A cat converter replacement averages around £310 in the UK, but a stolen or badly damaged one can push the bill past £1,000. Here's how to spot the warning signs early and avoid an MOT failure.

Your cat converter sits under the car, quietly turning toxic exhaust gases into less harmful ones. When it starts to fail, your wallet feels it first. Fixaroo's repair guides see this fault crop up constantly, and the numbers tell you why drivers care: in the UK in 2025, the cost of replacing a catalytic converter generally ranges from £150 to £900, with an average around £310 depending on vehicle make, model, and labour charges. Catch the symptoms early, you spend less. Ignore them, and you risk an MOT failure, a £1,000 fine, or a sky-high repair bill.

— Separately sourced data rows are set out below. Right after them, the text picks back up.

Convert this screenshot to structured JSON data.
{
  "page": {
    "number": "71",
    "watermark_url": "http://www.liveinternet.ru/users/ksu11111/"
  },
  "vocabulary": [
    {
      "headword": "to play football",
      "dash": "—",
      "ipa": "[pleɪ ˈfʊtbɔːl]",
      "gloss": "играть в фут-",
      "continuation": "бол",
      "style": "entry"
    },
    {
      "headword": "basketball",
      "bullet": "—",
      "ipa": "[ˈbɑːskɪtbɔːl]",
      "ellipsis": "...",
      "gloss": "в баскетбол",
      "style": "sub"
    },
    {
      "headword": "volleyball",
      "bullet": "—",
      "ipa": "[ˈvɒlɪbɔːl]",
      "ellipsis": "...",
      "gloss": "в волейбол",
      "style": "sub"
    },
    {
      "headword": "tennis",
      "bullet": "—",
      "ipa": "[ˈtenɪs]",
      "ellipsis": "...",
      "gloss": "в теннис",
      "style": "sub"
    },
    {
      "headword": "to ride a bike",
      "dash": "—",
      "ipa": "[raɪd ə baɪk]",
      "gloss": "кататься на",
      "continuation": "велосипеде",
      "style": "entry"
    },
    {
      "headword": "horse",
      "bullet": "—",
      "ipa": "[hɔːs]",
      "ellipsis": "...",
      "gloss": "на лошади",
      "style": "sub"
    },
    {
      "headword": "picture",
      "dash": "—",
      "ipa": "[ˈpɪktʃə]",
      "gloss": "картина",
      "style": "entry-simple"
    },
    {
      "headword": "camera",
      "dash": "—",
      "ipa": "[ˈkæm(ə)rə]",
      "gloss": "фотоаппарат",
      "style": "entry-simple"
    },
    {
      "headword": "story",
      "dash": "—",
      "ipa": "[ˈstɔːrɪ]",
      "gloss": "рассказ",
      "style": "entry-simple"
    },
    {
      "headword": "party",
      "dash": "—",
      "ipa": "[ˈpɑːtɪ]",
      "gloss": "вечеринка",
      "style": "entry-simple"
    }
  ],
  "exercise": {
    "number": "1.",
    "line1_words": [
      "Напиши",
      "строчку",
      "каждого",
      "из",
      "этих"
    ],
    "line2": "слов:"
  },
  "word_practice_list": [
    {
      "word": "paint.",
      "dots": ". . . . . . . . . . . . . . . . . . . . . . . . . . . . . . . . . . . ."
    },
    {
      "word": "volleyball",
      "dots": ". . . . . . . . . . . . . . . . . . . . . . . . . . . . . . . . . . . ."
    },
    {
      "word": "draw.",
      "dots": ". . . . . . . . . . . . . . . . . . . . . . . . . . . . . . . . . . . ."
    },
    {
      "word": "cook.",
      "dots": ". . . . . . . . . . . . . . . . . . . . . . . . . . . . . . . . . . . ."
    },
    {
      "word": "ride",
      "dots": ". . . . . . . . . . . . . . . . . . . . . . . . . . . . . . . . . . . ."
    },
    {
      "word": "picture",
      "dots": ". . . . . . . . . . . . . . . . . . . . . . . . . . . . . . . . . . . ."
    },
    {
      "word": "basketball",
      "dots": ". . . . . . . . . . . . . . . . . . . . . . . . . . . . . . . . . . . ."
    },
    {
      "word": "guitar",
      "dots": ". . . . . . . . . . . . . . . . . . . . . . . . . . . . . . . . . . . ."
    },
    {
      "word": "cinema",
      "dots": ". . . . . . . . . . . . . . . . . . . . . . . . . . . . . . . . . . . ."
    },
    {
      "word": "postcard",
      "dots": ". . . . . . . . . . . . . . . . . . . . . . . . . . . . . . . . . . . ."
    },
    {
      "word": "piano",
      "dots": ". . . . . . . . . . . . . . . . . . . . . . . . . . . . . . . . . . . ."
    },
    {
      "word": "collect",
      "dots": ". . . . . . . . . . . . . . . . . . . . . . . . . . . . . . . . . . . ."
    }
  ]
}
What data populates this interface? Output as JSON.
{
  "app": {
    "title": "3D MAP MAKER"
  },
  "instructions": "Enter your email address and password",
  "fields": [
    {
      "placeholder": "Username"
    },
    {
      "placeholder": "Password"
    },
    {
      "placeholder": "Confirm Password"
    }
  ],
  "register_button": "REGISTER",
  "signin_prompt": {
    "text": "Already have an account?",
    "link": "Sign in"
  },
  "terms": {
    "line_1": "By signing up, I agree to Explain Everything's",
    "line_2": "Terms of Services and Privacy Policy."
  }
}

This guide walks you through what the part does, the symptoms that point straight at it, how UK garages diagnose the fault, what replacement actually costs in 2026, and what to do if yours gets sawn off in the night. UK-specific. No fluff.

What a cat converter actually does

The catalytic converter (everyone calls it the "cat") is a chemical filter bolted into your exhaust. Inside is a ceramic honeycomb coated with three precious metals: platinum, palladium, and rhodium. These metals help convert toxic gases from your engine into safer emissions. Carbon monoxide becomes carbon dioxide. Nitrogen oxides get broken down. Unburnt hydrocarbons get burned off.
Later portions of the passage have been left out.